Most exterior walls are of twelve inch chamfer-boards, while interior walls are lined horizontally with beaded tongue and groove boards, as are the high ceilings. For ventilation purposes, casement windows with small wooden knobs may be opened above the French doors.

== Heritage listing ==
Rainworth was listed on the Queensland Heritage Register on 21 October 1992 having satisfied the following criteria.

The place is important in demonstrating the evolution or pattern of Queensland's history.

Rainworth is a scarce example of a vernacular 1860s dwelling of the steeply pitched short-ridge roof variety. In this case it was built as a farmhouse but is now part of suburban Brisbane.

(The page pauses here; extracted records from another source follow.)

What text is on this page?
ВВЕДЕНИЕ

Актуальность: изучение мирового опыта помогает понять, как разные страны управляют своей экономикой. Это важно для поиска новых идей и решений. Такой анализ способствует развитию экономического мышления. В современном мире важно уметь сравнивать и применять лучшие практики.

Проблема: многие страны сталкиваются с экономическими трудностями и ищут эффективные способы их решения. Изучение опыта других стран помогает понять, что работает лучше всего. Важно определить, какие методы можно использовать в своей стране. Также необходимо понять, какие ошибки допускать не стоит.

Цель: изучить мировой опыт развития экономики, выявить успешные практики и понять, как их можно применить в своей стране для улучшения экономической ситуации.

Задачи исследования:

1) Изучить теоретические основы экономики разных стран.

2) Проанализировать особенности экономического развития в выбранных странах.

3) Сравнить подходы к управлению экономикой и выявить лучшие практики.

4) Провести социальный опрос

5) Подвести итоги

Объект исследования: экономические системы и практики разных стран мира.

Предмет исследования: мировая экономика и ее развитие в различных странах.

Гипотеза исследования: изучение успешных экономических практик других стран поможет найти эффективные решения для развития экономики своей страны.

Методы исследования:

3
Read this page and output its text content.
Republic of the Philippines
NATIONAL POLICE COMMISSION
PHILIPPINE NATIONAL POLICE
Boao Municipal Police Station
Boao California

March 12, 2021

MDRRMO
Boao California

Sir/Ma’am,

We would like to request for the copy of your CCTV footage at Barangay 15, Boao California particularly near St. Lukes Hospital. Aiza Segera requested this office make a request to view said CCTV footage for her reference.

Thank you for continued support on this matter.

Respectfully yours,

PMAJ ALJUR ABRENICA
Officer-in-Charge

Rainworth is most important because of its long and personal connection with Sir A.C. Gregory. It still bears the stamp of Gregory the practical bushman rather than the prominent public figure. His standing is recognised in such placenames as Gregory Street, Toowong and Gregory Park, Milton, not to mention the locality of Rainworth itself.

The place is important in demonstrating the principal characteristics of a particular class of cultural places.

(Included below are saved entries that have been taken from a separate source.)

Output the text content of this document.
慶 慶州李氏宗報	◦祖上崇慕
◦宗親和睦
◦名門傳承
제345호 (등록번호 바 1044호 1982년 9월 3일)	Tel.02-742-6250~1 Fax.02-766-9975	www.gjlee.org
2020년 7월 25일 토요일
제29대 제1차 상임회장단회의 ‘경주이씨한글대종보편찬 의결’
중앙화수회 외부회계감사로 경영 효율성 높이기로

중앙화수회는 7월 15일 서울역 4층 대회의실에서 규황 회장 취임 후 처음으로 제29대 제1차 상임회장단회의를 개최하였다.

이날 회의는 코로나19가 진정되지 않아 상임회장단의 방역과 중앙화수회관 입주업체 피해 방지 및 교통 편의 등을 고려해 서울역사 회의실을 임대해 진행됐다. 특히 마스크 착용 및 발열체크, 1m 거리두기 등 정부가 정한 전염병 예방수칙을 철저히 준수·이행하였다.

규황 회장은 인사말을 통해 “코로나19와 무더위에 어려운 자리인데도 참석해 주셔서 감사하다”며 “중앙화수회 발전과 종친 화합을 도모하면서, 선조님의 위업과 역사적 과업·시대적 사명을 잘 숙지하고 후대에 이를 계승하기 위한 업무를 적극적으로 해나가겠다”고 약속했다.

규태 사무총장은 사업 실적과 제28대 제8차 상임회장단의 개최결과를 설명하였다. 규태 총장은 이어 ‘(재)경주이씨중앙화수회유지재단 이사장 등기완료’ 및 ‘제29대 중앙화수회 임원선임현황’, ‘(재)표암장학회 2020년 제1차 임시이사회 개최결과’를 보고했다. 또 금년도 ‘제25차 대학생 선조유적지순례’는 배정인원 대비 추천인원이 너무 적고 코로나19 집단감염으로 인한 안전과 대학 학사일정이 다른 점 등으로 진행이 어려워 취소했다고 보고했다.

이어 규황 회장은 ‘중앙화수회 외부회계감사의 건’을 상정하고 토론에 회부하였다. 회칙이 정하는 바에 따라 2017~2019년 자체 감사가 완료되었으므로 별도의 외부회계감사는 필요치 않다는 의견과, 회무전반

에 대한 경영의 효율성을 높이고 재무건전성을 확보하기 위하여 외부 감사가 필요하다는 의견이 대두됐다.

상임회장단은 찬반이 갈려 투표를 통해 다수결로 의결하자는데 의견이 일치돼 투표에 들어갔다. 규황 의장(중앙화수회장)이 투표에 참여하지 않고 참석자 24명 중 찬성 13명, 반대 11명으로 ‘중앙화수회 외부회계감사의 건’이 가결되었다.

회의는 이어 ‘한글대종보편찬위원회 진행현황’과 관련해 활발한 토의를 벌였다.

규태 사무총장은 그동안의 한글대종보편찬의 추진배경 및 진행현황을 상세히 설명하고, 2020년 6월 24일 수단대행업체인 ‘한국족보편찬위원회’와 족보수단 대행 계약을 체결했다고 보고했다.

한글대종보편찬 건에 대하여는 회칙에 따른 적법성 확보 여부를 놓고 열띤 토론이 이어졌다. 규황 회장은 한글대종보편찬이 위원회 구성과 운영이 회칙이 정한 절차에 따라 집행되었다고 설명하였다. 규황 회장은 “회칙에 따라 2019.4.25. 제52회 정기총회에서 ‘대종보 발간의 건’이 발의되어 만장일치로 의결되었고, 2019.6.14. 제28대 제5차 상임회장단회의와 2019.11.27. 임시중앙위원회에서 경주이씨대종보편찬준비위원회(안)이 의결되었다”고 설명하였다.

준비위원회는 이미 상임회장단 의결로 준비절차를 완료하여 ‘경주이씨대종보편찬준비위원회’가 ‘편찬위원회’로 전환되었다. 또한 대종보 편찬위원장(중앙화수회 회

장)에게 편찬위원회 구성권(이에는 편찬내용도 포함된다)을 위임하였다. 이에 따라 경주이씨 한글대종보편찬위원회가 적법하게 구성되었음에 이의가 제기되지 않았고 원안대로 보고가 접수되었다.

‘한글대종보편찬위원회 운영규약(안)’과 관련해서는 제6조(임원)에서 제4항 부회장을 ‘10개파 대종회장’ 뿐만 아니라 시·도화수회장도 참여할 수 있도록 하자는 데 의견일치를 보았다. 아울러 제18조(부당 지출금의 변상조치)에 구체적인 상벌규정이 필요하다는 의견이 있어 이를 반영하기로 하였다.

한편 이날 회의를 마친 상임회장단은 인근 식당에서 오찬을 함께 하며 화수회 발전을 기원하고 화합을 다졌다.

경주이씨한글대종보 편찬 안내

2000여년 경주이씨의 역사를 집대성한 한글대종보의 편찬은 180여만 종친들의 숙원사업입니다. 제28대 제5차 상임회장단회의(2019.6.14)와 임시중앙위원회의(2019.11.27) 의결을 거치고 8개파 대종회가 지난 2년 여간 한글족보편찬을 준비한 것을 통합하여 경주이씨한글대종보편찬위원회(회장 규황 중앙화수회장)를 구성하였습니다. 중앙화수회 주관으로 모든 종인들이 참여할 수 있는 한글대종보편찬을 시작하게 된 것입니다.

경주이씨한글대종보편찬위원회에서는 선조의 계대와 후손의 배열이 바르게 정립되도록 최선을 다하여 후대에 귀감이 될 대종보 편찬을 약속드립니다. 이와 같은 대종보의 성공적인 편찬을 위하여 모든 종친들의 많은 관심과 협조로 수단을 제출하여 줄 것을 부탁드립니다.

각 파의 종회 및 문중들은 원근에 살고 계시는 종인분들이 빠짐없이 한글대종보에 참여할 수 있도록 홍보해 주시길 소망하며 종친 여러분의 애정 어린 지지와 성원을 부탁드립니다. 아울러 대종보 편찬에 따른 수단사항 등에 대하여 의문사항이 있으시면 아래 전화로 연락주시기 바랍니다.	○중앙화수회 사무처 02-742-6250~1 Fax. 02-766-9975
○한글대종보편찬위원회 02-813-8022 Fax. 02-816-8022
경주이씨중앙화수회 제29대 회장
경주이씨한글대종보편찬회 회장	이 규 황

Rainworth is a scarce example of a vernacular 1860s dwelling of the steeply pitched short-ridge roof variety. In this case it was built as a farmhouse but is now part of suburban Brisbane.

The place has a special association with the life or work of a particular person, group or organisation of importance in Queensland's history.

Rainworth is most important because of its long and personal connection with Sir A.C. Gregory. It still bears the stamp of Gregory the practical bushman rather than the prominent public figure. His standing is recognised in such placenames as Gregory Street, Toowong and Gregory Park, Milton, not to mention the locality of Rainworth itself.